Are small-time scofflaws off the hook? Port Angeles to stop taking minor felony cases referred from county

By Jeremy Schwartz
Peninsula Daily News

PORT ANGELES — As of next Tuesday, the City Attorney’s Office will no longer accept minor felony criminal cases, such as some property crimes and drug cases, that are referred from the Clallam County Prosecuting Attorney’s Office, the city’s chief financial officer said this week.

Mark Nichols, chief deputy Clallam County prosecuting attorney, said Wednesday that Port Angeles declining to hear a case could potentially result in it not being prosecuted, though that would ultimately be up to the city.

“The practical effect is that there may not be a prosecution as to certain offenders,” Nichols said.

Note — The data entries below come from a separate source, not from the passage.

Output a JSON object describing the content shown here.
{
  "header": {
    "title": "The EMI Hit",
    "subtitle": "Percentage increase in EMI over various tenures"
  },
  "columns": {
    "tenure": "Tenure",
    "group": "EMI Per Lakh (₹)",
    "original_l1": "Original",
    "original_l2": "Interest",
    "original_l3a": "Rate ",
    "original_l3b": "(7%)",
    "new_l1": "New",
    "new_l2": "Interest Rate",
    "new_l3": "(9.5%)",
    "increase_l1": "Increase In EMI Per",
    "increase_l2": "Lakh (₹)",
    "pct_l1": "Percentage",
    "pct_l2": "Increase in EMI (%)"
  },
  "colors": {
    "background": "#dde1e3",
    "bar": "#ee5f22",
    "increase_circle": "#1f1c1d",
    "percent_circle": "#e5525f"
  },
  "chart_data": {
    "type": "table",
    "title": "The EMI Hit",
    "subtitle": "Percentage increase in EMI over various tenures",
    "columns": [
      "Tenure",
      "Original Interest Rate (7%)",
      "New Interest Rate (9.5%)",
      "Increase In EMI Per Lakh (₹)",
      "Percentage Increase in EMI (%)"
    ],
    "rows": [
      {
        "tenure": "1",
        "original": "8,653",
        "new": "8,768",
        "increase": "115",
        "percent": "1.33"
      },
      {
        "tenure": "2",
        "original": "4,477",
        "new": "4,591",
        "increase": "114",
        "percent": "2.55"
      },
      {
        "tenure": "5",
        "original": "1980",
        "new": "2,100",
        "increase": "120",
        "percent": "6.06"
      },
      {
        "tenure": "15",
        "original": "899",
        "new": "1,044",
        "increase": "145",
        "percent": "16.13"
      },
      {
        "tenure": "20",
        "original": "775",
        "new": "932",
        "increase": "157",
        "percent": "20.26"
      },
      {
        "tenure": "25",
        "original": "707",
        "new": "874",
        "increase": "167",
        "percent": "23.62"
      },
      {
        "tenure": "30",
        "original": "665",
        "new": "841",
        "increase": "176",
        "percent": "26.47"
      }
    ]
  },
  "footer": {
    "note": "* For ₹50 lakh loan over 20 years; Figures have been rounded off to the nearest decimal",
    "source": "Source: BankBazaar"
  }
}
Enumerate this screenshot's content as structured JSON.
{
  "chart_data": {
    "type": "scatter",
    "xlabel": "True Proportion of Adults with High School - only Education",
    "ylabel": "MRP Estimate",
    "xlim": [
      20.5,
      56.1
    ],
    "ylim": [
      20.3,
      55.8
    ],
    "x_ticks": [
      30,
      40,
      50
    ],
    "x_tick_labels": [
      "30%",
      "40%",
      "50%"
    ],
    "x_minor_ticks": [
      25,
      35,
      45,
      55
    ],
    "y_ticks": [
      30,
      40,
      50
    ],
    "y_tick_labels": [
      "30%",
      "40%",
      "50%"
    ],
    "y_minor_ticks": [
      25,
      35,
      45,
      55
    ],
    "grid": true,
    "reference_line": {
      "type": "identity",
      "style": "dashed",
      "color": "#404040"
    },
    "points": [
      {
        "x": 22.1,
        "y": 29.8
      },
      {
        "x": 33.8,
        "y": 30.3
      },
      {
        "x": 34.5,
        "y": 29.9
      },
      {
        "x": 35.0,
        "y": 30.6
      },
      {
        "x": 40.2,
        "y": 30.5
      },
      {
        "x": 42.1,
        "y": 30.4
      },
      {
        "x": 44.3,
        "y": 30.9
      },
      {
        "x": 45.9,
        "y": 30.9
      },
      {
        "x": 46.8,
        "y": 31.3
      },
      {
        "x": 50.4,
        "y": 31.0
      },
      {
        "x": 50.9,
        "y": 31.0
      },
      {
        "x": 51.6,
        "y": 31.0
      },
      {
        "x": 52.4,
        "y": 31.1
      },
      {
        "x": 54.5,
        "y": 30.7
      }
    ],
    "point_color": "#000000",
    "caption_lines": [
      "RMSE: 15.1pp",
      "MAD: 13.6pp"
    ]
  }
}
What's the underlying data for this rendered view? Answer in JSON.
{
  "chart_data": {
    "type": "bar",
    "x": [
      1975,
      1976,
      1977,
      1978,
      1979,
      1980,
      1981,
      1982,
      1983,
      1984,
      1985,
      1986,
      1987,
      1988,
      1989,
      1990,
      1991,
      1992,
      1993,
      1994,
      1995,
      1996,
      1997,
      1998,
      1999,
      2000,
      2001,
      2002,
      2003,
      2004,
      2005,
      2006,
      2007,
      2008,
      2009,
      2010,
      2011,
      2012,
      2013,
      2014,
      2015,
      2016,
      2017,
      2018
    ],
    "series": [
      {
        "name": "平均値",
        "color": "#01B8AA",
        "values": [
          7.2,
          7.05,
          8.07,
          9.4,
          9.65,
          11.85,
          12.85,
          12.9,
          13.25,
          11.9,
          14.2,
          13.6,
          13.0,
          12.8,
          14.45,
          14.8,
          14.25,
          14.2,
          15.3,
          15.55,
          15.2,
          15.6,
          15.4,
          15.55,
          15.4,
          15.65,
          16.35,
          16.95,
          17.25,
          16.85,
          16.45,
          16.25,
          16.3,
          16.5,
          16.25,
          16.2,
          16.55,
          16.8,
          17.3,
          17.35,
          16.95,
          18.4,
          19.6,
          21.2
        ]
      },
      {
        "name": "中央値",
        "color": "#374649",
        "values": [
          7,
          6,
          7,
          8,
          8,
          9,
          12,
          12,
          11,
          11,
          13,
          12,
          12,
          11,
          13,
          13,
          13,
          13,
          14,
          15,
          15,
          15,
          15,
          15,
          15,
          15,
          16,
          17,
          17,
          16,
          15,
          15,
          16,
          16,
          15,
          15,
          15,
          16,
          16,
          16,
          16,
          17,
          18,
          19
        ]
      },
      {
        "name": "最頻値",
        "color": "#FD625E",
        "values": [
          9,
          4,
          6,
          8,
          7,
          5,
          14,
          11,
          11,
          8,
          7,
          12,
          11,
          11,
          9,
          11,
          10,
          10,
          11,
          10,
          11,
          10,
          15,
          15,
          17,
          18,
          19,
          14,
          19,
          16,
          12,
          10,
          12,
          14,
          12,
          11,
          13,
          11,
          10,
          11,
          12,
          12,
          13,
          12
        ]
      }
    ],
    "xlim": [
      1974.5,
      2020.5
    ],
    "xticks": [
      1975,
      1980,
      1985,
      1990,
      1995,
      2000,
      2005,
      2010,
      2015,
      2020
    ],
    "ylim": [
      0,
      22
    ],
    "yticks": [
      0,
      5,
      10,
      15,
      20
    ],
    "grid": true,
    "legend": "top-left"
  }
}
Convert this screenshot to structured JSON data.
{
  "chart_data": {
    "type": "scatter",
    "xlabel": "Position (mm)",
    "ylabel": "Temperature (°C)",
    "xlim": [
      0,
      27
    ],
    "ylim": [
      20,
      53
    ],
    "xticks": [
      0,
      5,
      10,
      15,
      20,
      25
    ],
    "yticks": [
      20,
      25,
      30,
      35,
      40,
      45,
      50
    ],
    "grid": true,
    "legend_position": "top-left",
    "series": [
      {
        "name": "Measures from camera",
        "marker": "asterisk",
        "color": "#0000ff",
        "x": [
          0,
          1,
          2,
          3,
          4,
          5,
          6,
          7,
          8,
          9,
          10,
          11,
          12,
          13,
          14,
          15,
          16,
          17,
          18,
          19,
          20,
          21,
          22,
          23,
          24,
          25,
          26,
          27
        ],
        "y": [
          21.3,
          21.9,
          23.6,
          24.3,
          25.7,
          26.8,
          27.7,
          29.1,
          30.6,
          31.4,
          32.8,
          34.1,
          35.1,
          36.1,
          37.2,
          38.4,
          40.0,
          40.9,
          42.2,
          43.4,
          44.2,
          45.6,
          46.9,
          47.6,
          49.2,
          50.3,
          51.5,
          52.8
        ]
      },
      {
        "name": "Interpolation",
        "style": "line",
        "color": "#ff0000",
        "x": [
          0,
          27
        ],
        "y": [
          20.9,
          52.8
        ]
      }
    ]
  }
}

Byron Olson told City Council members during a budget work session that “felony diversions” — low-level felony cases within the city limit that the county prosecutor’s office turns over to the city attorney to be handled as misdemeanors — are one of the main reasons the city’s criminal justice costs have increased by more than $200,000 since 2010.

City Manager Dan McKeen has said in past budget workshops that the city’s general fund can no longer support rising criminal justice costs.

Those costs, which include district court administrative costs and money to pay for public defenders, rose 21.6 percent from about $837,000 in 2011 to roughly $1.02 million last year.

Nichols said city officials have met about these concerns with the Prosecuting Attorney’s Office, which is itself dealing with shrinking resources.

“The county can identify with the dilemma facing the city,” Nichols said.

Nichols said the city does have the ability to decline to hear diverted cases, just as the county can send them to the city in the first place.

Staff in the City Attorney’s Office started tracking how many criminal cases had been deferred from the county in the latter part of 2011, City Attorney Bill Bloor has said.

During that time, 59 cases were deferred as misdemeanors and thereby made the city’s responsibility, Bloor said.

The city handled 930 total criminal cases in 2011, according to figures from the Attorney’s Office.

In 2012, Bloor said the city handled 128 deferred cases, or 15 percent of the total 838 criminal cases it worked through that year.

Figures for 2013 were not immediately available.